Every week, I look at a software patent that’s been in the news. You can see previous installments in the series here. One of the amazing thing about the software patent issue is just how pervasive software patent litigation is. When I started this project, I was afraid I’d have to scramble to find a new controversy to write about each week. Boy was I wrong. Most weeks, like this one, all I’ve had to do is run a Google News search for “software patent” and there’s new lawsuit on the first page of results. This week’s dispute is between i2 and SAP over seven patents related to project management software. Here is the oldest of the seven patents.
This patent is akin to the Guatemalan database patent and the Friendster patent I covered in previous weeks: it seems to simply describe a software product in great detail, as if a list of mundane features constitutes an invention.
In addition, the patent seems to put a lot of stress on the fact that their project management software is generalizable and extensible:
The modeling needs of these varied activities can be very different. To support those variations, the operation model can be extended via a `process` extension. Different extensions each can add different fields to the operation model. A simple process extension may add a single field such as a fixed amount of time that the operation runs. A more complex process extension may add a fixed time and a per-unit time that is computed proportional to the number of units that operation performed.
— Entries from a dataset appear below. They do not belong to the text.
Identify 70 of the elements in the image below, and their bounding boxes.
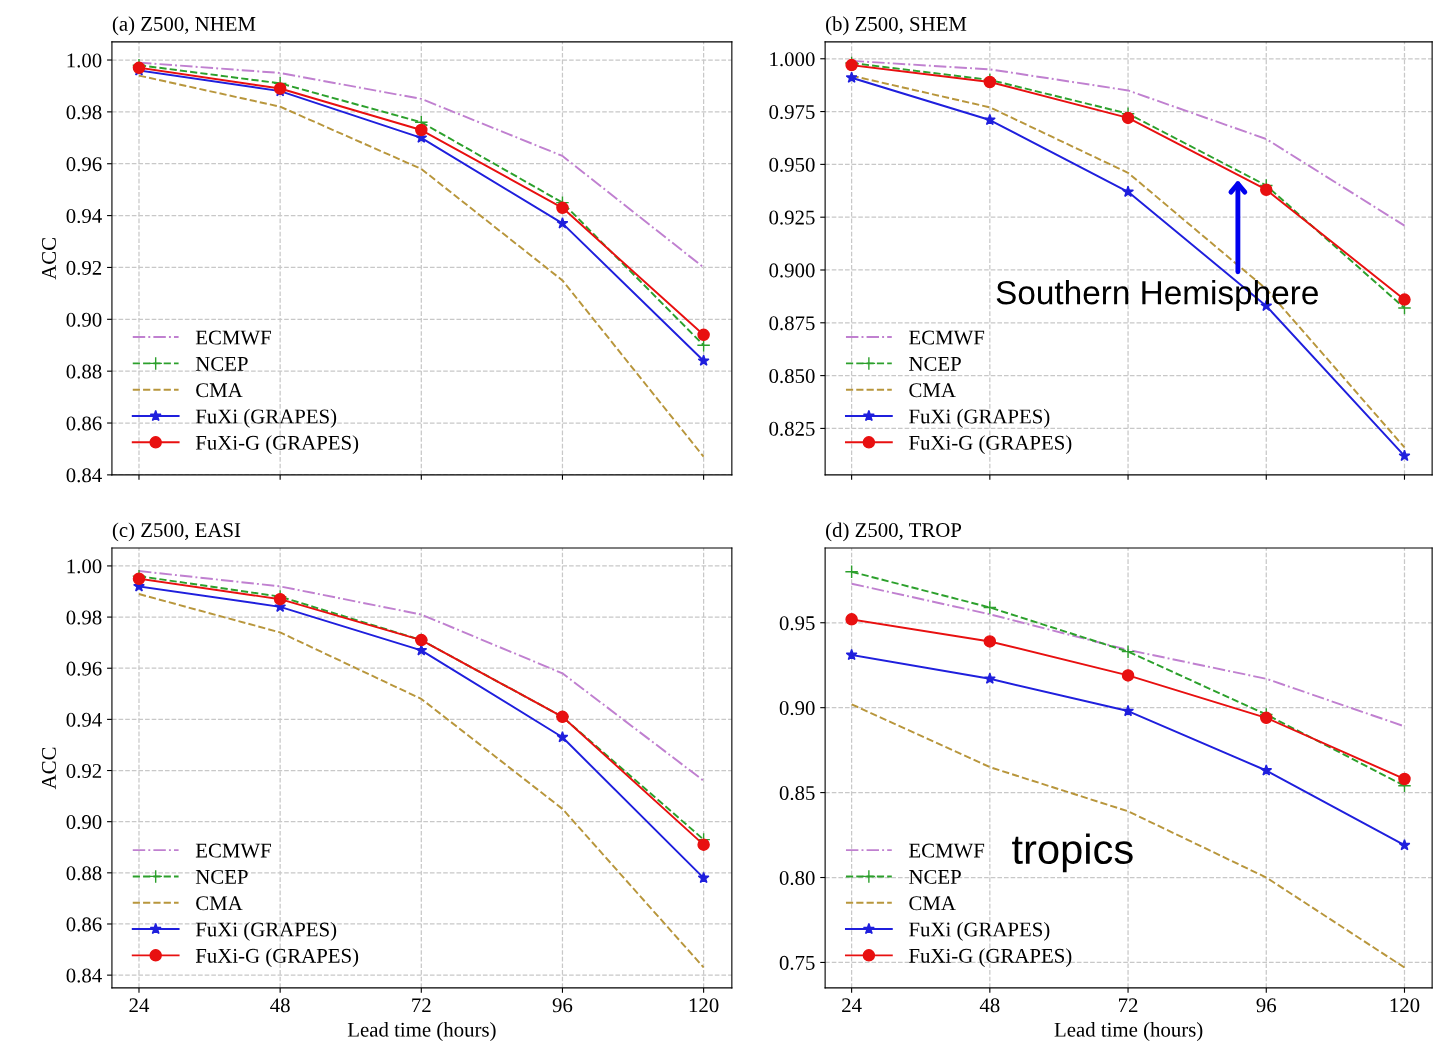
y-tick-label: 0.92 xyxy=(66,763,102,779)
legend-label: CMA xyxy=(196,383,243,398)
x-tick-label: 72 xyxy=(1119,998,1138,1013)
y-tick-label: 0.90 xyxy=(66,312,102,327)
legend-label: ECMWF xyxy=(195,330,271,345)
y-tick-label: 0.84 xyxy=(66,968,102,983)
y-tick-label: 0.95 xyxy=(779,616,815,631)
y-tick-label: 0.88 xyxy=(66,364,102,379)
legend-label: FuXi (GRAPES) xyxy=(909,921,1050,941)
legend-label: FuXi-G (GRAPES) xyxy=(909,948,1072,968)
x-tick-label: 48 xyxy=(270,998,290,1013)
y-tick-label: 1.00 xyxy=(67,559,102,574)
legend-label: CMA xyxy=(196,896,243,911)
legend-label: NCEP xyxy=(195,869,248,884)
y-tick-label: 0.94 xyxy=(66,208,102,224)
x-tick-label: 96 xyxy=(552,998,573,1013)
legend-label: FuXi-G (GRAPES) xyxy=(195,948,359,968)
y-tick-label: 0.86 xyxy=(66,917,102,932)
x-tick-label: 120 xyxy=(1390,998,1420,1013)
x-tick-label: 96 xyxy=(1256,998,1277,1013)
y-tick-label: 0.825 xyxy=(769,421,815,436)
chart-title: (d) Z500, TROP xyxy=(826,522,962,542)
y-tick-label: 1.00 xyxy=(67,53,102,68)
y-tick-label: 0.90 xyxy=(66,815,102,830)
x-tick-label: 72 xyxy=(412,998,431,1013)
legend-label: FuXi-G (GRAPES) xyxy=(195,435,359,455)
x-axis-title: Lead time (hours) xyxy=(347,1022,496,1041)
x-tick-label: 48 xyxy=(979,998,1000,1013)
y-tick-label: 0.80 xyxy=(779,870,815,886)
y-tick-label: 0.84 xyxy=(66,468,102,483)
legend-label: NCEP xyxy=(195,356,248,371)
legend-label: ECMWF xyxy=(909,330,985,345)
legend-label: ECMWF xyxy=(195,843,271,858)
x-tick-label: 24 xyxy=(129,998,150,1013)
y-tick-label: 0.975 xyxy=(769,104,815,120)
y-tick-label: 0.92 xyxy=(66,260,102,275)
y-tick-label: 0.75 xyxy=(779,955,815,970)
y-tick-label: 0.900 xyxy=(769,263,815,278)
legend-label: NCEP xyxy=(909,356,961,371)
chart-title: (b) Z500, SHEM xyxy=(826,16,967,36)
y-tick-label: 0.94 xyxy=(66,712,102,727)
y-axis-title: ACC xyxy=(41,747,56,790)
annotation: tropics xyxy=(1012,833,1133,873)
legend-label: FuXi (GRAPES) xyxy=(195,408,337,428)
y-axis-title: ACC xyxy=(41,238,56,280)
legend-label: FuXi-G (GRAPES) xyxy=(909,435,1072,455)
y-tick-label: 0.875 xyxy=(769,316,815,331)
y-tick-label: 0.850 xyxy=(769,368,815,384)
legend-label: FuXi (GRAPES) xyxy=(909,408,1050,428)
x-axis-title: Lead time (hours) xyxy=(1054,1022,1203,1041)
y-tick-label: 0.85 xyxy=(779,785,815,801)
legend-label: CMA xyxy=(909,896,956,911)
legend-label: NCEP xyxy=(909,869,961,884)
y-tick-label: 0.98 xyxy=(66,610,102,625)
chart-title: (a) Z500, NHEM xyxy=(112,16,256,36)
y-tick-label: 0.88 xyxy=(66,866,102,881)
y-tick-label: 0.86 xyxy=(66,416,102,431)
x-tick-label: 120 xyxy=(689,998,719,1013)
legend-label: FuXi (GRAPES) xyxy=(195,921,337,941)
chart-title: (c) Z500, EASI xyxy=(112,522,241,542)
y-tick-label: 0.950 xyxy=(769,157,815,172)
legend-label: ECMWF xyxy=(909,843,985,858)
y-tick-label: 0.90 xyxy=(779,701,815,716)
y-tick-label: 0.925 xyxy=(769,210,815,225)
x-tick-label: 24 xyxy=(842,998,862,1013)
y-tick-label: 1.000 xyxy=(770,52,815,67)
y-tick-label: 0.96 xyxy=(66,661,102,676)
legend-label: CMA xyxy=(909,383,956,398)
y-tick-label: 0.96 xyxy=(66,157,102,172)
y-tick-label: 0.98 xyxy=(66,105,102,120)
A much more complex process extension may add a field that is a list of other operations which are performed in sequence in order to perform this operation.
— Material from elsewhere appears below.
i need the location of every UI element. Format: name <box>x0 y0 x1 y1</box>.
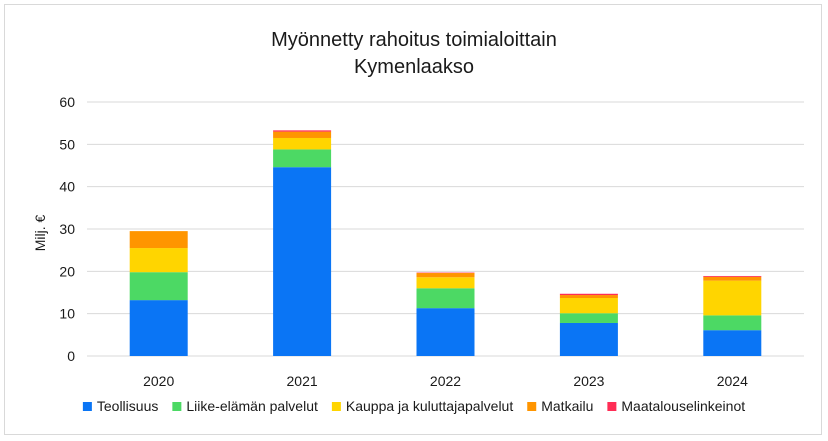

Thus, unlike traditional manufacturing software that separate routings and operations, the present invention allows a routing to be modeled as simply a particular kind of operation–an operation that consists of other operations that are run in sequence. The relationships between those sub-operations can be different depending upon the chosen extension. So, an operation can model a simple routing (a sequence of operations allowed to spread), a flow routing (a sequence of operations which must flow into one another), a set of operations that can be run at the same time, alternates (a set of alternate operations), and other combinations.
This may sound impressive to non-programmers, but this is precisely the sort of design skill that is taught in entry-level computer science classes. Indeed, abstraction (replacing several special-purpose functions or objects with a single, more general function or object) and subclassing (extending a general-purpose function or object by adding case-specific functionality) are two of the most fundamental tools in the programmer’s toolkit. It’s a quintessential example of a technique that’s obvious to those of ordinary skill in the art of computer programming.
The rest of the patent continues in the same vein. It describes the various functions of the software in gory detail. The vast majority of it describes the sort of data models that a CS undergrad would build in an entry-level database class. This patent clearly should have failed the obviousness test.